Der Kauf einer Immobilie in Frankreich ist für viele ausländische Interessenten ein Traum, der wahr wird. Die gute Nachricht ist, dass französische Banken auch Ausländern Hypotheken gewähren. Die Beschaffung von Finanzierungen ist jedoch mit einer gründlichen Bonitätsprüfung und administrativen Anforderungen verbunden, daher ist es ratsam, sich rechtzeitig vorzubereiten.

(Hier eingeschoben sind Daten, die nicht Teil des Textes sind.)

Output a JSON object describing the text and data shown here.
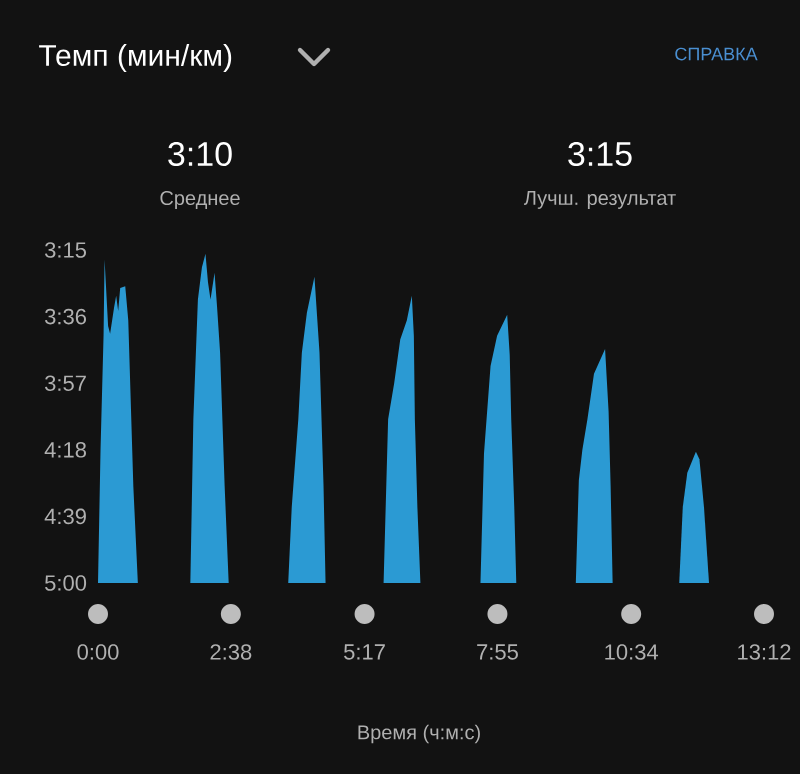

Der erste Schritt sollte darin bestehen, herauszufinden, wie hoch die Hypothek ist, die Sie tatsächlich erhalten können. Viele französische Banken bieten eine vorläufige Bonitätsprüfung an, die Ihnen hilft, Ihr Budget festzulegen und gleichzeitig Ihre Glaubwürdigkeit im Gespräch mit dem Verkäufer zu erhöhen.
Ausländische Käufer erhalten in der Regel eine Finanzierung von 70 bis 80 % des Wertes der Immobilie. Den Rest müssen Sie aus eigenen Mitteln decken, wobei auch Notarkosten und andere mit dem Eigentumsübergang verbundene Ausgaben berücksichtigt werden müssen.
Französische Banken legen großen Wert auf die Fähigkeit des Kunden, den Kredit langfristig zurückzuzahlen. Die gesamten monatlichen Raten aller Ihrer Kredite sollten in der Regel etwa ein Drittel des Nettoeinkommens des Haushalts nicht überschreiten. Es werden nicht nur die Einkünfte, sondern auch bestehende Verpflichtungen, die finanzielle Historie und der Wert der zu erwerbenden Immobilie geprüft.
Die Bedingungen können variieren, je nachdem, ob Sie in Frankreich dauerhaft wohnen möchten oder die Immobilie als Nichtansässiger kaufen. Im letzteren Fall ist die Auswahl der Banken oft eingeschränkter und die Anforderungen an den Nachweis der finanziellen Situation strenger.

Bereiten Sie bei der Beantragung einer Hypothek insbesondere einen gültigen Reisepass, Einkommensnachweise, Kontoauszüge der letzten Monate, Steuererklärungen oder Jahresabschlüsse für Selbständige sowie einen Überblick über Ihr Vermögen und Ihre Verbindlichkeiten vor. Nach der Auswahl der Immobilie verlangt die Bank in der Regel auch den Kaufvertrag oder die Reservierungsunterlagen.
In den meisten Fällen gehört auch eine obligatorische Lebensversicherung zur Finanzierung. Einige Banken können die Eröffnung eines Girokontos oder die Bildung einer finanziellen Rücklage, die mehreren Monatsraten entspricht, verlangen.
Neben der Hypothek müssen auch Notarkosten, Verwaltungskosten und gegebenenfalls eine Gebühr für die Bearbeitung des Kredits in das Budget einbezogen werden. Bei älteren Immobilien liegen die gesamten Transaktionskosten in der Regel bei etwa 6 bis 8 % des Kaufpreises, bei Neubauten sind sie niedriger. Es ist auch üblich, bei der Unterzeichnung des Kaufvertrags eine Reservierungsgebühr zu leisten.
Der Prozess der Beantragung einer Hypothek in Frankreich ist administrativ oft aufwändiger als in einigen anderen europäischen Ländern. Daher lohnt es sich, mit einem erfahrenen Hypothekenspezialisten oder Makler zusammenzuarbeiten, der die Anforderungen der einzelnen Banken kennt, bei der Kommunikation und der Vorbereitung der Dokumente hilft und die Chancen auf eine erfolgreiche Genehmigung der Finanzierung erhöht.